– Одно время репетировали у меня дома, – продолжал Николаев. – «Кухню» глушили, как могли, бас-бочку подушками набивали, тома, «дробовик» покрывалами накидывали. Сам понимаешь, звук никудышный… Один хрен через неделю сосед прибежал, орал, что напишет жалобу в ЖЭК, приведёт участкового… Короче, мой старый нас разогнал.
– Знакомо, знакомо, – усмехался Сергей. – Отсюда и происходит подростковая преступность, наркомания и прочее… Потому что мы на хрен никому не нужны!
– Потом, короче, я на завод устроился… учеником электрика. Платили копейки… Но все это херня… Главное: мой начальник цеха выделил нам комнату… Вечерами, когда все уходили, мы вытаскивали в цех барабаны, всё остальное… и отрывались… Эх, золотые были деньки! – с ностальгией улыбнулся Алексей. – Правда, длилось всё это тоже не долго. Через три месяца меня загребли в армию.
В палате, кроме Сергея и Николаева, лежало ещё два человека.
Однопризывник Дробышева из 1 транспортной роты.
Рядовой Пильчук, родом с Черновицкой области, хмурый, тощий, сутулый, с длинными, как у орангутанга, руками, солдат из ОБАУ. У него была широкая, размашистая походка, жёлтые от курева пальцы и шепелявая речь. Пильчук прослужил год и теперь считался «дедом». Он целыми днями ходил по палате, ругаясь матом, говорил всем, что с нетерпением ждёт, не дождётся своих «шнэксов» и тогда он будет «отводить на них душу».
– Ох, воны в мэнэ будут вишаться!
Его «шнэксы» сейчас находились в «карантине». После Присяги их распределят по частям, раскидают по ротам, а пока они жили изолированно от других солдат дивизии, с сержантами, в отдельной казарме.
Глядя на хмурого, вечно недовольного жизнью Пильчука, нетрудно было догадаться, что сам он «по молодости» был здорово бит «дедами», что он «шуршал, как негр», и теперь собирался свою злобу выместить на новобранцах…

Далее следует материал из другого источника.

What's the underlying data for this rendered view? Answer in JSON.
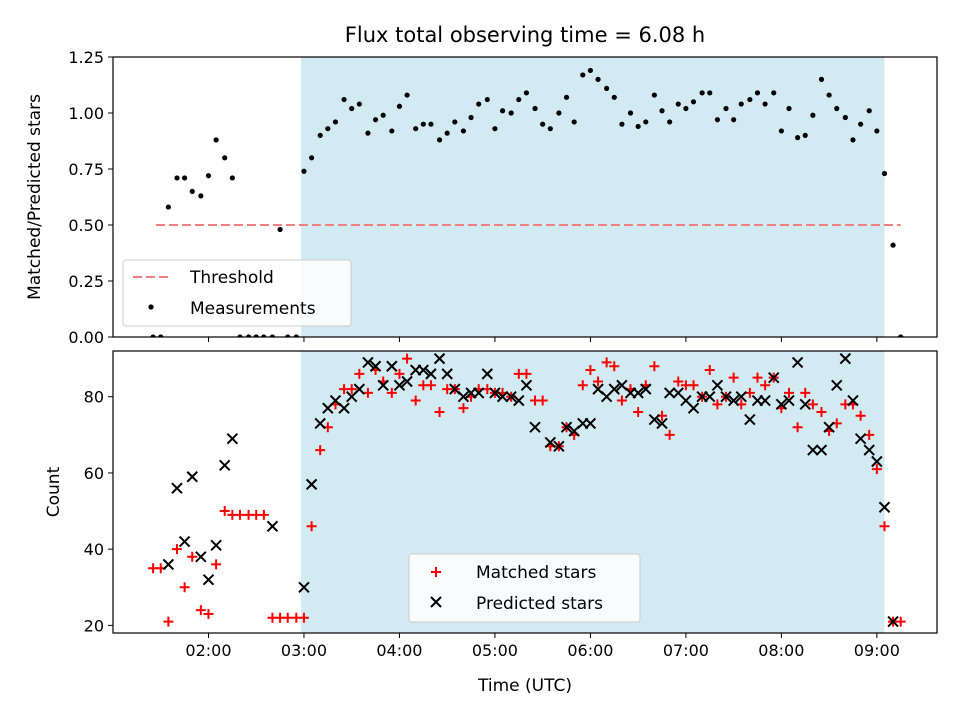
{
  "chart_data": {
    "type": "scatter",
    "title": "Flux total observing time = 6.08 h",
    "xlabel": "Time (UTC)",
    "x_units": "hours UTC",
    "xlim": [
      1.0,
      9.63
    ],
    "x_ticks": [
      2,
      3,
      4,
      5,
      6,
      7,
      8,
      9
    ],
    "x_tick_labels": [
      "02:00",
      "03:00",
      "04:00",
      "05:00",
      "06:00",
      "07:00",
      "08:00",
      "09:00"
    ],
    "grid": false,
    "shaded_region": {
      "x_start": 2.97,
      "x_end": 9.08,
      "color": "#add8e6"
    },
    "panels": [
      {
        "id": "ratio",
        "ylabel": "Matched/Predicted stars",
        "ylim": [
          0,
          1.25
        ],
        "y_ticks": [
          0,
          0.25,
          0.5,
          0.75,
          1.0,
          1.25
        ],
        "y_tick_labels": [
          "0.00",
          "0.25",
          "0.50",
          "0.75",
          "1.00",
          "1.25"
        ],
        "legend_location": "lower left",
        "threshold": {
          "name": "Threshold",
          "value": 0.5,
          "x_range": [
            1.45,
            9.25
          ],
          "color": "#f08080"
        },
        "series": [
          {
            "name": "Measurements",
            "marker": "dot",
            "color": "#000000",
            "x": [
              1.42,
              1.5,
              1.58,
              1.67,
              1.75,
              1.83,
              1.92,
              2.0,
              2.08,
              2.17,
              2.25,
              2.33,
              2.42,
              2.5,
              2.58,
              2.67,
              2.75,
              2.83,
              2.92,
              3.0,
              3.08,
              3.17,
              3.25,
              3.33,
              3.42,
              3.5,
              3.58,
              3.67,
              3.75,
              3.83,
              3.92,
              4.0,
              4.08,
              4.17,
              4.25,
              4.33,
              4.42,
              4.5,
              4.58,
              4.67,
              4.75,
              4.83,
              4.92,
              5.0,
              5.08,
              5.17,
              5.25,
              5.33,
              5.42,
              5.5,
              5.58,
              5.67,
              5.75,
              5.83,
              5.92,
              6.0,
              6.08,
              6.17,
              6.25,
              6.33,
              6.42,
              6.5,
              6.58,
              6.67,
              6.75,
              6.83,
              6.92,
              7.0,
              7.08,
              7.17,
              7.25,
              7.33,
              7.42,
              7.5,
              7.58,
              7.67,
              7.75,
              7.83,
              7.92,
              8.0,
              8.08,
              8.17,
              8.25,
              8.33,
              8.42,
              8.5,
              8.58,
              8.67,
              8.75,
              8.83,
              8.92,
              9.0,
              9.08,
              9.17,
              9.25
            ],
            "y": [
              0.0,
              0.0,
              0.58,
              0.71,
              0.71,
              0.65,
              0.63,
              0.72,
              0.88,
              0.8,
              0.71,
              0.0,
              0.0,
              0.0,
              0.0,
              0.0,
              0.48,
              0.0,
              0.0,
              0.74,
              0.8,
              0.9,
              0.93,
              0.96,
              1.06,
              1.02,
              1.04,
              0.91,
              0.97,
              0.99,
              0.92,
              1.03,
              1.08,
              0.93,
              0.95,
              0.95,
              0.88,
              0.91,
              0.96,
              0.92,
              0.98,
              1.04,
              1.06,
              0.93,
              1.01,
              1.0,
              1.06,
              1.09,
              1.02,
              0.95,
              0.93,
              1.0,
              1.07,
              0.96,
              1.17,
              1.19,
              1.15,
              1.11,
              1.07,
              0.95,
              1.0,
              0.94,
              0.96,
              1.08,
              1.01,
              0.96,
              1.04,
              1.02,
              1.05,
              1.09,
              1.09,
              0.97,
              1.02,
              0.97,
              1.04,
              1.06,
              1.09,
              1.04,
              1.09,
              0.92,
              1.02,
              0.89,
              0.9,
              0.99,
              1.15,
              1.08,
              1.02,
              0.98,
              0.88,
              0.95,
              1.01,
              0.92,
              0.73,
              0.41,
              0.0
            ]
          }
        ]
      },
      {
        "id": "counts",
        "ylabel": "Count",
        "ylim": [
          18,
          92
        ],
        "y_ticks": [
          20,
          40,
          60,
          80
        ],
        "y_tick_labels": [
          "20",
          "40",
          "60",
          "80"
        ],
        "legend_location": "lower center",
        "series": [
          {
            "name": "Matched stars",
            "marker": "plus",
            "color": "#ff0000",
            "x": [
              1.42,
              1.5,
              1.58,
              1.67,
              1.75,
              1.83,
              1.92,
              2.0,
              2.08,
              2.17,
              2.25,
              2.33,
              2.42,
              2.5,
              2.58,
              2.67,
              2.75,
              2.83,
              2.92,
              3.0,
              3.08,
              3.17,
              3.25,
              3.33,
              3.42,
              3.5,
              3.58,
              3.67,
              3.75,
              3.83,
              3.92,
              4.0,
              4.08,
              4.17,
              4.25,
              4.33,
              4.42,
              4.5,
              4.58,
              4.67,
              4.75,
              4.83,
              4.92,
              5.0,
              5.08,
              5.17,
              5.25,
              5.33,
              5.42,
              5.5,
              5.58,
              5.67,
              5.75,
              5.83,
              5.92,
              6.0,
              6.08,
              6.17,
              6.25,
              6.33,
              6.42,
              6.5,
              6.58,
              6.67,
              6.75,
              6.83,
              6.92,
              7.0,
              7.08,
              7.17,
              7.25,
              7.33,
              7.42,
              7.5,
              7.58,
              7.67,
              7.75,
              7.83,
              7.92,
              8.0,
              8.08,
              8.17,
              8.25,
              8.33,
              8.42,
              8.5,
              8.58,
              8.67,
              8.75,
              8.83,
              8.92,
              9.0,
              9.08,
              9.17,
              9.25
            ],
            "y": [
              35,
              35,
              21,
              40,
              30,
              38,
              24,
              23,
              36,
              50,
              49,
              49,
              49,
              49,
              49,
              22,
              22,
              22,
              22,
              22,
              46,
              66,
              72,
              78,
              82,
              82,
              86,
              81,
              87,
              84,
              81,
              86,
              90,
              79,
              83,
              83,
              76,
              82,
              82,
              77,
              80,
              82,
              82,
              81,
              81,
              80,
              86,
              86,
              79,
              79,
              67,
              67,
              72,
              70,
              83,
              87,
              84,
              89,
              88,
              79,
              82,
              76,
              83,
              88,
              75,
              70,
              84,
              83,
              83,
              80,
              87,
              78,
              80,
              85,
              78,
              81,
              85,
              83,
              85,
              77,
              81,
              72,
              81,
              78,
              76,
              71,
              73,
              78,
              78,
              75,
              70,
              61,
              46,
              21,
              21
            ]
          },
          {
            "name": "Predicted stars",
            "marker": "x",
            "color": "#000000",
            "x": [
              1.58,
              1.67,
              1.75,
              1.83,
              1.92,
              2.0,
              2.08,
              2.17,
              2.25,
              2.67,
              3.0,
              3.08,
              3.17,
              3.25,
              3.33,
              3.42,
              3.5,
              3.58,
              3.67,
              3.75,
              3.83,
              3.92,
              4.0,
              4.08,
              4.17,
              4.25,
              4.33,
              4.42,
              4.5,
              4.58,
              4.67,
              4.75,
              4.83,
              4.92,
              5.0,
              5.08,
              5.17,
              5.25,
              5.33,
              5.42,
              5.58,
              5.67,
              5.75,
              5.83,
              5.92,
              6.0,
              6.08,
              6.17,
              6.25,
              6.33,
              6.42,
              6.5,
              6.58,
              6.67,
              6.75,
              6.83,
              6.92,
              7.0,
              7.08,
              7.17,
              7.25,
              7.33,
              7.42,
              7.5,
              7.58,
              7.67,
              7.75,
              7.83,
              7.92,
              8.0,
              8.08,
              8.17,
              8.25,
              8.33,
              8.42,
              8.5,
              8.58,
              8.67,
              8.75,
              8.83,
              8.92,
              9.0,
              9.08,
              9.17
            ],
            "y": [
              36,
              56,
              42,
              59,
              38,
              32,
              41,
              62,
              69,
              46,
              30,
              57,
              73,
              77,
              79,
              77,
              80,
              82,
              89,
              88,
              83,
              88,
              83,
              84,
              87,
              87,
              86,
              90,
              86,
              82,
              80,
              81,
              81,
              86,
              81,
              80,
              80,
              79,
              83,
              72,
              68,
              67,
              72,
              71,
              73,
              73,
              82,
              80,
              82,
              83,
              81,
              81,
              82,
              74,
              73,
              81,
              81,
              79,
              77,
              80,
              80,
              83,
              80,
              79,
              80,
              74,
              79,
              79,
              85,
              78,
              79,
              89,
              78,
              66,
              66,
              72,
              83,
              90,
              79,
              69,
              66,
              63,
              51,
              21
            ]
          }
        ]
      }
    ]
  }
}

…Дни тянулись однообразно и скучно. Дробышев сильно грустил. На него навалилась неимоверная, зелёная тоска. Целыми днями он валялся на койке и, отложив книгу, много думал, вспомина «гражданку»…
На него вдруг нахлынули воспоминания далёкого детства, когда они семьёй летом на синей, сияющей «Волге» мчались по Стрыйской, на отдых, на реку. Это была одна из самых длинных улиц Львова. Он была отмечена даже в Атласе автомобильных дорог. Начиналась она из центра города, от Стрыйского рынка, узкая, вымощенная, чёрным камнем, тянулась извивами круто вверх, мимо Парка Культуры, мимо Монумента советского солдата и девушки, дождавшейся его с войны. Отсюда улица становилась широкой: камень заканчивался и начинался асфальт… Слева за кованной острозубой решёткой забора зеленел Стыйский парк, справа – располагалось Львовское высшее военно-политическое училище…
Но вспомнил он сейчас другой участок Стрыйской, где прошло его детство. Они неслись по широкой, как проспект, улице. Окно со стороны отца было низко опущено, и в салон автомобиля врывалась тугая струя тёплого, наполненного чудным запахом лета, воздуха.
По левую сторону от них возвышались современные девятиэтажные дома, магазины, по правую – частный сектор. Вот они миновали Автовокзал, громадное треугольное здание, подобных которому, возможно, больше не встречалось нигде. Дорога уходила прямо на запад, на Стрый, маленький, районный городок, от которого до границы с Польшей оставалось менее пятидесяти вёрст.
В уютном салоне играла автомагнитола «SANYO», привезённая отцом из Венгрии, из Дебрецена. Звучал красивый голос Андриано Челентано.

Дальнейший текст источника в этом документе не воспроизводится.